Fully Automatic Statistical Thresholding for EEG artifact Rejection
FASTER is an automatic EEG artifact rejection method based on statistical thresholding, published by H. Nolan et. al. in 2010 [Nolan2010].
The method relies on the dissociation of neural and artifactual activity through a Blind Source Separation (BSS) algorithm, and the classification of each extracted component into clean or artifactual. Components identified as noisy are then removed from the reconstruction of the EEG.
Code Example
Note
In the current version, only the block in charge of identifying artifactual components is available.
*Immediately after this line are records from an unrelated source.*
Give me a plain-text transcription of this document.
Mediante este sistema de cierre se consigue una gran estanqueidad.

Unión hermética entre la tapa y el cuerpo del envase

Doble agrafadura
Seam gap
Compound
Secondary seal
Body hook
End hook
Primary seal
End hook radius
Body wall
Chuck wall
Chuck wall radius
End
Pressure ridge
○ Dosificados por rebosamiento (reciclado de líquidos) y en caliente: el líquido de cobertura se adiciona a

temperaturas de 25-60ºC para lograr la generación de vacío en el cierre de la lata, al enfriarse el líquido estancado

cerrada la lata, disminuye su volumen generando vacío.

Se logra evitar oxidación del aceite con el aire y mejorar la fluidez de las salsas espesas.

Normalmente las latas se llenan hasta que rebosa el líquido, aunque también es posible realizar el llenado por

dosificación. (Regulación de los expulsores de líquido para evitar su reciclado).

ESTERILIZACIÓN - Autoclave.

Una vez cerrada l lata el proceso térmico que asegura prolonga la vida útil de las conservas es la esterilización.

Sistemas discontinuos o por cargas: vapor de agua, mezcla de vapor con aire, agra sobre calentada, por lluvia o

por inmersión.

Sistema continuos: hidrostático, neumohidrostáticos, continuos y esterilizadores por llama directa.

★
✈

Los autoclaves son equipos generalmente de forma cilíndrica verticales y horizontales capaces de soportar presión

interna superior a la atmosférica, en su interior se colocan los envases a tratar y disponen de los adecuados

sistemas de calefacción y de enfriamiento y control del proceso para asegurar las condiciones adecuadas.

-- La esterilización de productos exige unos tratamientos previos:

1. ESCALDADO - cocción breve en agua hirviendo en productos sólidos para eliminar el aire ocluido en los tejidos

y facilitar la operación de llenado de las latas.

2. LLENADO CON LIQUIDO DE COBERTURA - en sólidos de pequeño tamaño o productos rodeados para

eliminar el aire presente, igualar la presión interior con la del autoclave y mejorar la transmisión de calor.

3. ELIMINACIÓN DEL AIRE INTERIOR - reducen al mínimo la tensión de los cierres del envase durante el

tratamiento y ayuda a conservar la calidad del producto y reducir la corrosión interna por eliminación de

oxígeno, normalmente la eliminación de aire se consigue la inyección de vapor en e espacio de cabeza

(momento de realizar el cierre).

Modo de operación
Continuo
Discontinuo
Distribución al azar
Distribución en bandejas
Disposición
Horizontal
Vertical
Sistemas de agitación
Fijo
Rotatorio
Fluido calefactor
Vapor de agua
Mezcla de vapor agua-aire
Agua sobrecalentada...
See :py:func:`eegfaster.eegfaster.art_comp`
Installation
To install this package, you can use the make file. From the root directory of the package, run:
make install
Note
The installation of the dependencies NumPy and SciPy may fail. It is recommended to install these packages manually.
Tests
To test the package against your installed python version, from the root directory of the package you can run:
make test
Issues and comments
Please, file an issue if you encounter any problem with the package or if you have any suggestions.
Contributors
Let people know how they can dive into the project, include important links to things like issue trackers, irc, twitter accounts if applicable.
References
[Nolan2010] | H. Nolan, R. Whelan, and R.B. Reilly. Faster: Fully automated statistical thresholding for eeg artifact rejection. Journal of Neuroscience Methods, 192(1):152-162, 2010. |
License
The eegfaster framework is open-sourced software licensed under the MIT license.